Remember, if you will, that in our two trips to the Natural History Museum (NHM) we still hadn't seen the entirety of its collections, even ignoring those that weren't on display and those that had admission fees, so on Friday we headed back to South Kensington station to go to the NHM and to the Victoria & Albert Museum (V & A) with whatever time was left. Halfway through the train ride I realized that my phone wasn't in my purse, and couldn't remember whether I had put it into my purse that morning (which would have been bad) or not (which would only have been annoying), and so for the rest of the ride I racked my brain to figure out how I would have managed to forget my phone, or, alternately, when someone would have had the opportunity to take my phone out of my purse without my noticing, given that the station and train hadn't been particularly busy, but without success. Fortunately, Blaise had his cell phone with him and my phone has Find My Friends switched on, and the NHM has free wifi, and so I decided that once we'd gotten to the museum I'd ask him to use his phone to try to locate mine, which meant admitting that I'd been scatterbrained enough to either forget my phone or get it stolen, neither of which reflected particularly well on me, but it seemed better than spending the entire day worrying about it.

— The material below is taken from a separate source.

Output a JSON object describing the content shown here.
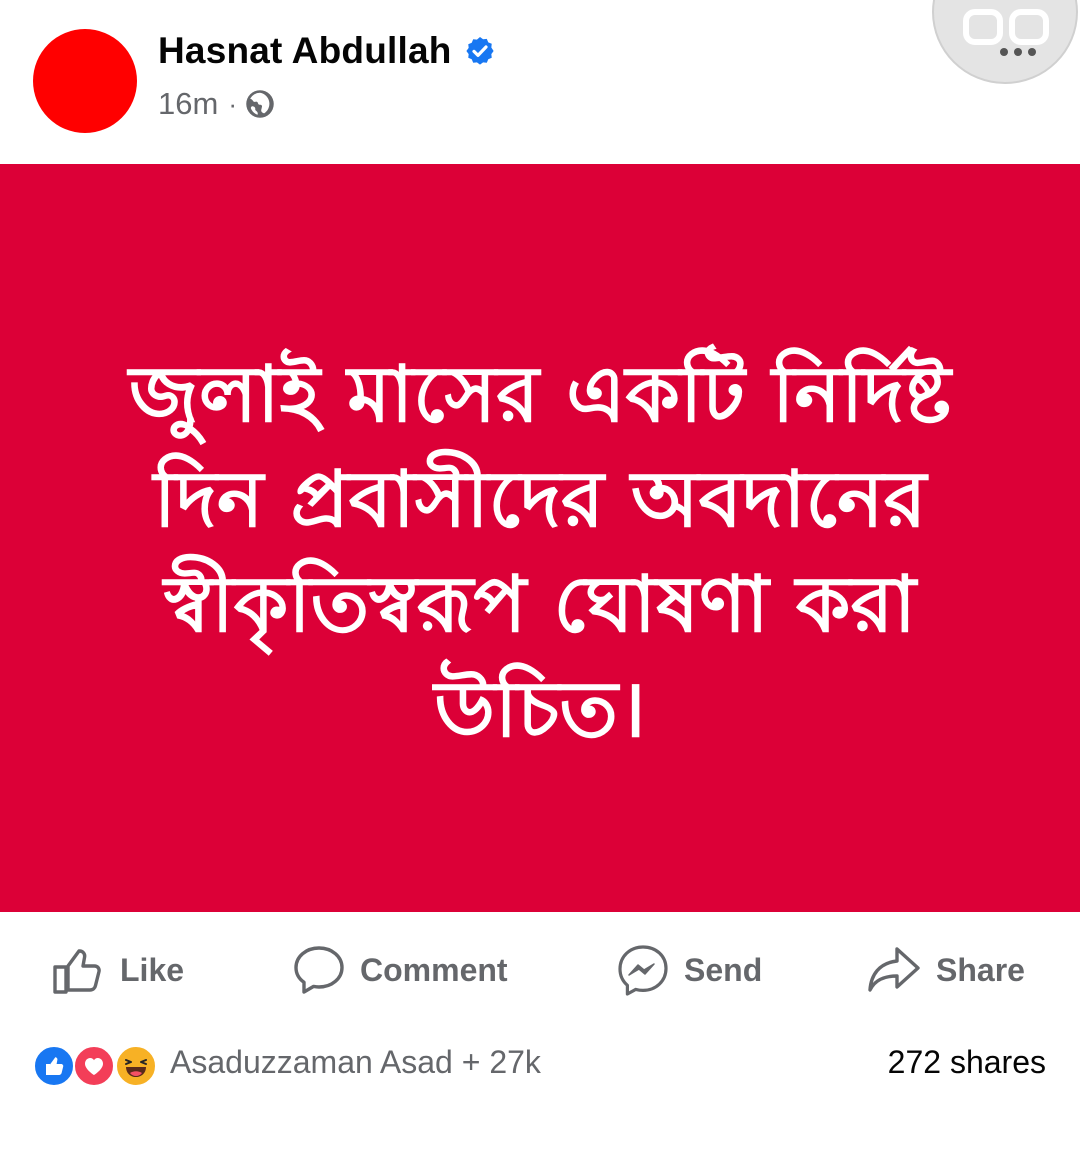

And so, once we'd gotten to the museum and gone up to see the mineral collection, I asked Blaise to see if he could find my phone for me. An agonizing twenty minutes later, he finally managed to connect to the wifi (I never said it was good wifi) and located Cherry's iPad in our apartment, but not my phone. Of course, that didn't necessarily mean anything, but things weren't looking very good, and I knew that the entire day would be miserable for me if I had to spend the entire time worrying about where my phone had gotten to so I decided that the smart thing to do would be to go back to that apartment and look for my phone and then meet Blaise and the big kids (Cherry decided that she wanted to come with me) back at the museum. Before we left though, Blaise needed to use the restroom, so the kids and I walked though a bit more of the collection while we waited, and Ezio told me that he didn't think that Blaise should be mad at me if my phone got stolen because he (Papa) got his phone stolen in Madrid when he'd only had it for five months. After what seemed to be an interminable wait, Blaise returned from the bathroom with the news that, after several attempts, he had finally managed to get my phone to come up, in our apartment, and so we continued with our visit.
Now, imagine a room the size of a high school gymnasium or maybe a biggish church filled with display cases full of minerals of various types and sizes and colors and you'll have some sense of what the mineral collection at the museum looked like. And remember that this is really only part of their rock and mineral collection—much of it is housed in the red zone and we had already seen it. The cases were arranged by types: sulfates, sulfites, quartzes, zeolites, and on and on and on. Red, green, blue, purple, orange, yellow, iridescent and shiny metallic, cubes, octahedrons, tetrahedrons, anything you can imagine, almost, on display in the mineral room. And tucked away in the back, The Vault, repository of Martian meteorites, gigantic emeralds, and a collection of nearly 300 diamonds in every color they naturally take.
By then, we'd spent more than two hours in the mineral collection, so we headed downstairs to the picnic area for lunch, along with those school groups that also hadn't eaten at a reasonable hour, and then across the street to the V&A. We spent a couple of hours wandering through fabric and dishes and furniture and clothing from the last 500 years or so of British (and I suppose, more generally European) history while listening to alarms going off roughly every forty five seconds. Blaise proclaimed it a most excellent museum because the density of benches was very high. Cherry and Ezio liked the Clore Discovery areas where they could try on hoop skirts and Inverness capes and design monograms. And I'm glad that we can say that we went, but the twenty percent or so of the collection that we saw was ample. I have no desire whatsoever to go back.